Provisions on contract bundling also were included in today’s mark up. H.R. 4094, The Contracting Data and Bundling Accountability Act, passed by a voice vote. The Committee agreed with the conclusions of the staff’s research that transparency and accountability issues must be addressed before any effective substantive change can be made to the law. The federal agencies have a different way of defining and reporting contract bundling. Some agencies let large contracts and claim that they do not engage in contract bundling. Some agencies report contracts as being bundled that are not bundled. Upon further examination, the agency let the exact same contact multiple times. The provisions that were marked up address data quality from the agencies.

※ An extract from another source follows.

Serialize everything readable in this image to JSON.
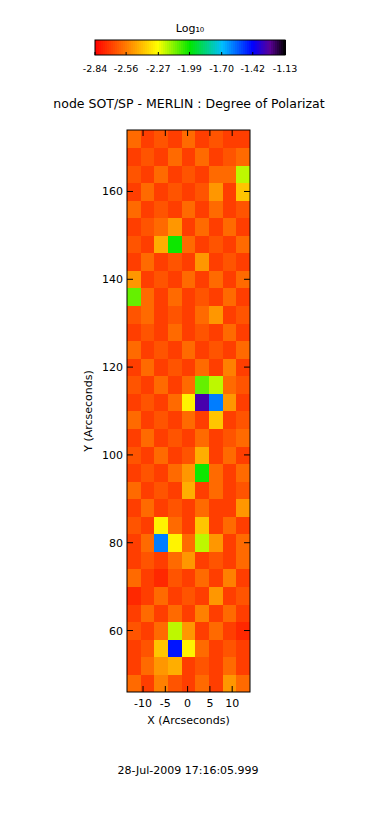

The Improving Opportunities for Service-Disabled Veteran-Owned Small Businesses Act, H.R. 2882, generated no debate on its substance, but resulted in another party line vote on funding for the bill. H.R. 2882 is intended to eliminate the problems of different definitions, interpretations and processes for service-disabled veterans between the Small Business Administration and the Veterans Affairs Administration. Veterans that qualify at one agency as service-disabled do not qualify as such for benefits and assistance at the other. The SBA will be charged to develop a single bright line test and otherwise create a single process for veterans’ applications for assistance. Under the legislation, funding for new SBA functions will come from fees that the Veterans Administration collects and retains, which are not subject to appropriations. Such fees would have to be remitted in part to the SBA. The Democrats contended that this is unstable funding for such important functions to serve veterans and wanted a $15 million appropriation instead. Any appropriation would have to be funded with new revenues or cuts in spending, which would make the bill difficult to pass. The proposed appropriation was defeated on a party line vote.